I’m accelerating down the in-run of a natural terrain jump – a “kicker” in today’s parlance. It’s in the sparse trees, skier’s right of the cliffs above Mid-Vail. I’m nervous because I’ve never taken this jump before – hell, I’ve never been to Vail before!
I hit the lip and the jump launches me straight up. I get my first look at the landing which falls steeply for about 50 feet and ends in a wall of evergreen trees! There is no runout! My body instinctively heads back to where I came from, leaving me almost horizontal in the air. I land butt-first in a “whoof” of Colorado powder. As I regain my bearings I hear our “guide”, Paul, laughing hysterically.
In 1969 Clint Demeritt, Mike Weisel, Patricia Wigg (now Weisel) and myself were on our first trip West to ski. We had just picked up our rental car at the Denver airport when a stranger approached us and asked if we were going to Vail. No, we were headed for Aspen. He said that was OK since Vail was on the way to Aspen.

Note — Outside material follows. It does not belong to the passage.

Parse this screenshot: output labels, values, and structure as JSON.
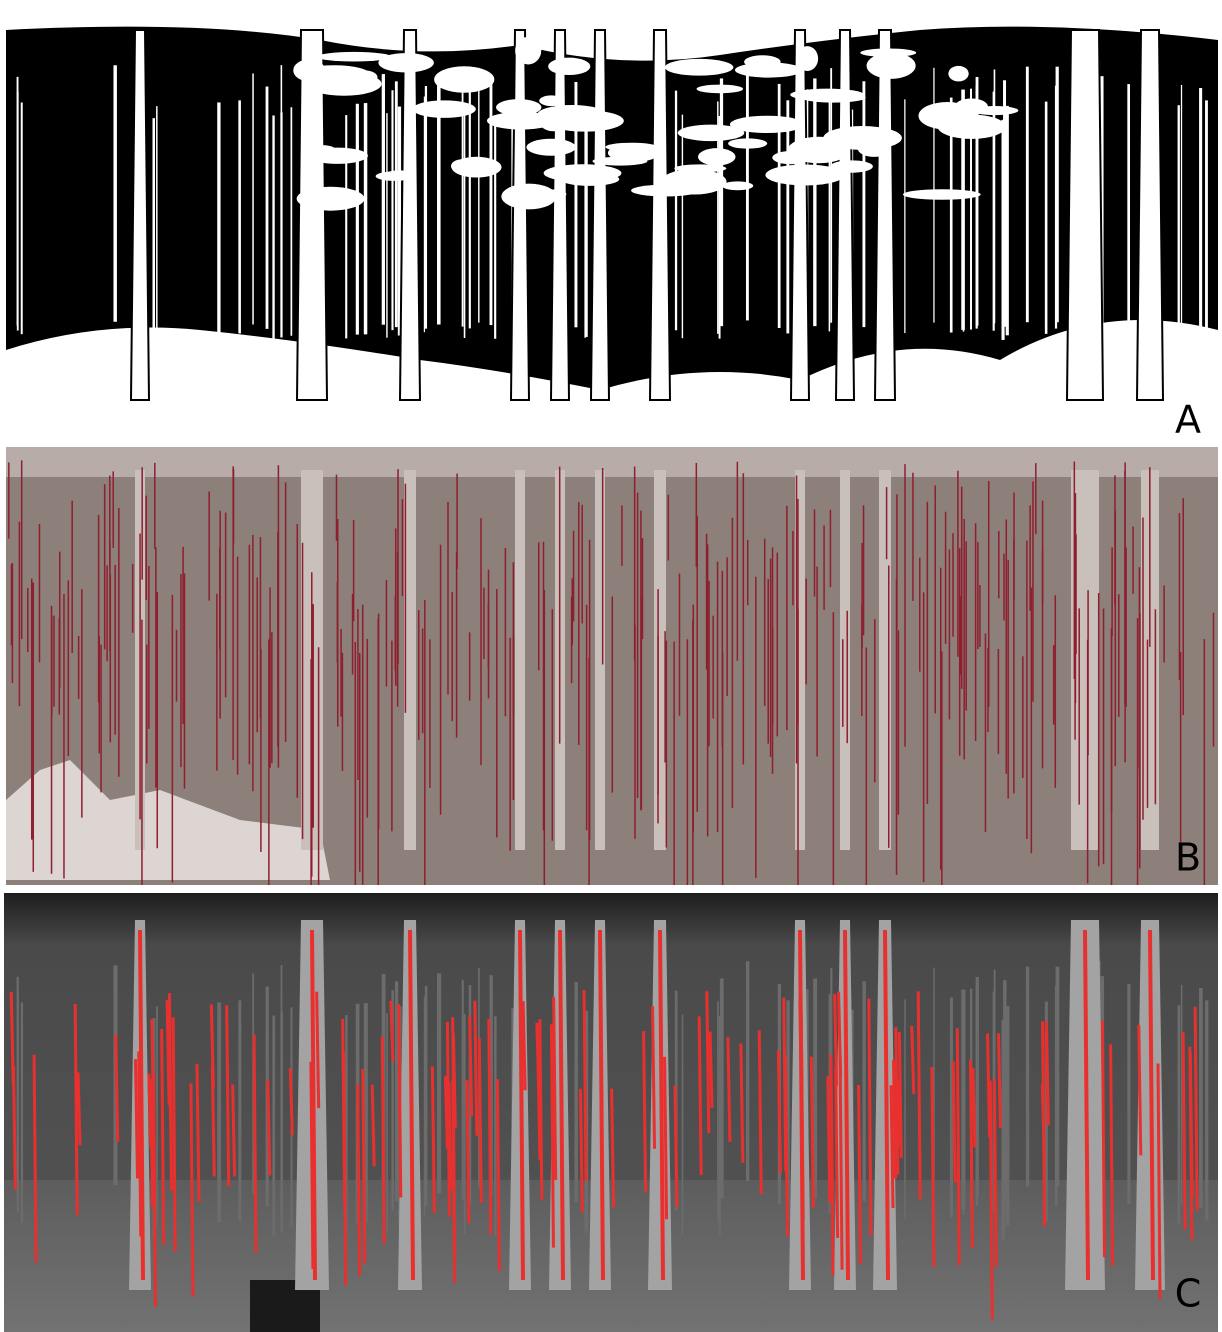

His name was Paul and he worked at the Christiania Lodge in Vail. He had returned a rental car to Denver and needed a ride back to Vail. So off we went with Paul riding along.
Paul was a useful addition since he knew the route to follow. He proved invaluable in talking us through Loveland Pass. He also shared Colorado history and facts as we passed various landmarks along the route.

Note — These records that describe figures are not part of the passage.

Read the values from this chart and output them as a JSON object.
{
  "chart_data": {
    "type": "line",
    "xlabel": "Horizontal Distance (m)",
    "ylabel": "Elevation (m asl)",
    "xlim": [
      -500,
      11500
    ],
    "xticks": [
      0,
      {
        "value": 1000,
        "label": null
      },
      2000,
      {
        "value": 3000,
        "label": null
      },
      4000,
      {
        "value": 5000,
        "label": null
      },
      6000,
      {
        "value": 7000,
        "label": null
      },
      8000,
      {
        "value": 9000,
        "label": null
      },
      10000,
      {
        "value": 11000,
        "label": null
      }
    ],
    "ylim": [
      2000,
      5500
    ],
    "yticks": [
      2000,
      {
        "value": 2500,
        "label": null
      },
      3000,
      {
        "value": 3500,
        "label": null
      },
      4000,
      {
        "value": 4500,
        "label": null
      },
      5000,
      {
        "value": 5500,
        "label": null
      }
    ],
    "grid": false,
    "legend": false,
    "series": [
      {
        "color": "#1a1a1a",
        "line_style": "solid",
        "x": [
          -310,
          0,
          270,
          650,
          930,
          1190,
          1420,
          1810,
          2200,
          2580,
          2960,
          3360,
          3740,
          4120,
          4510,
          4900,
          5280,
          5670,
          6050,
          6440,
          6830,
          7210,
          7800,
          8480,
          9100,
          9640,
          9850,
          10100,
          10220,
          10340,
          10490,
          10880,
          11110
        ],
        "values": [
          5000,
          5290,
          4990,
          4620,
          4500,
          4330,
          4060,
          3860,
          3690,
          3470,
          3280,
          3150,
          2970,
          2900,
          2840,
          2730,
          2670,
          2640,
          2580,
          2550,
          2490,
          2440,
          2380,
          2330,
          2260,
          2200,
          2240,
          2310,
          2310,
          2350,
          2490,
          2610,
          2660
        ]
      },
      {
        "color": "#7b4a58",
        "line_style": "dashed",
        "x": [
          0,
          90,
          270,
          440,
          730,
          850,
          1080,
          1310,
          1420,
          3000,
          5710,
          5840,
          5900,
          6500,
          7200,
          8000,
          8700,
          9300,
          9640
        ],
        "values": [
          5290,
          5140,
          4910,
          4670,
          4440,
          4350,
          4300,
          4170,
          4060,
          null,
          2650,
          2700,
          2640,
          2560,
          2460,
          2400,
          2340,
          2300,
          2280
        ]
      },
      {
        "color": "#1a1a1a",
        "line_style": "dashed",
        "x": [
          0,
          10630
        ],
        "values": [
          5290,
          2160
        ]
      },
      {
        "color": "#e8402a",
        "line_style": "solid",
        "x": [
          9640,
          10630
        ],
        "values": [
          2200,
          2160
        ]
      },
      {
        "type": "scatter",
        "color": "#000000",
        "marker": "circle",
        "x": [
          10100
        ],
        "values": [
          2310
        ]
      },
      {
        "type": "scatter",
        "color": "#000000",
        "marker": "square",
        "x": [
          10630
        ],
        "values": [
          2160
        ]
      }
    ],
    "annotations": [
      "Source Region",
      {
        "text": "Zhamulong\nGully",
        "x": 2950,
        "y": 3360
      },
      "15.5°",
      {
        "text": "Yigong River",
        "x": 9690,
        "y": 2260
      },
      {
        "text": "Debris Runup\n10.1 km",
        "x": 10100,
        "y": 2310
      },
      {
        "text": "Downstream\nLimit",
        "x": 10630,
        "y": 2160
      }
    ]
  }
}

When we dropped Paul off in Vail, he said we really ought to come over for a day to ski Vail. Thursday was his day off and he’d be glad to show us around. His final comment was memorable: “Oh, you’ll like Aspen, but you’ll love Vail!”
So on Thursday we drove back to Vail right up to the Christiania (that’s something you can’t do today.) We asked for Paul and it took some time to locate him. When Paul came out, the look on his face sort of indicated that he hadn’t expected to see us again. Now he was going to have to spend his day off with a bunch of “turkeys” from back East.
But Paul was a man-of-his-word and off we went. In navigating our way up the chairlifts and over to Mid-Vail, Paul began to realize that we weren’t your typical turkeys. The pace picked up and Paul led us to almost everything Vail had to offer. There was Look Ma, Riva Ridge with its Tourist Trap, and Prima. And of course we hit the Back Bowls where we could still get first tracks even though it hadn’t snowed for more than a day (you can’t do that today either!)
Then Paul had to show us his favorite “jump.”
It was a fun day for all of us including Paul. And Paul was right: we did love Vail. Through the years we returned as tourists, as ski bums, and as professionals. Mike Weisel, now of Underhill, worked for Vail Associates as a civil engineer and helped design Beaver Creek.
Pete Seibert and Earl Eaton were both members of the 10th Mountain Division who trained at Camp Hale, Colorado, in World War II. During training exercises they had explored the terrain that would become Vail. In 1957 Seibert and Eaton returned to Vail Mountain and vowed to build “the most beautiful ski area in the world.”
Vail first opened on December 15th, 1962 so this year Vail celebrates its 50th anniversary. Bob DiMario and John Ahern both correctly answered last week’s trivia question.
As for the link between Hannes Schneider coming to North Conway and the founding of Vail? Pete Seibert was one of those kids in North Conway who formed a ski pole arch to welcome Hannes Schneider!
In 50 years Vail has become the largest ski area in the United States. What started as a small European-style village is now a megalopolis that begins as soon as you descend from Vail Pass and stretches down I-70 all the way to Avon.
Bob Burley reminded me that this Saturday, February 25th, will be Emile Allais’ 100th birthday…and Emile is still skiing! Allais was a racer, coach, ski instructor, ski designer, ski area manager, and ski area developer!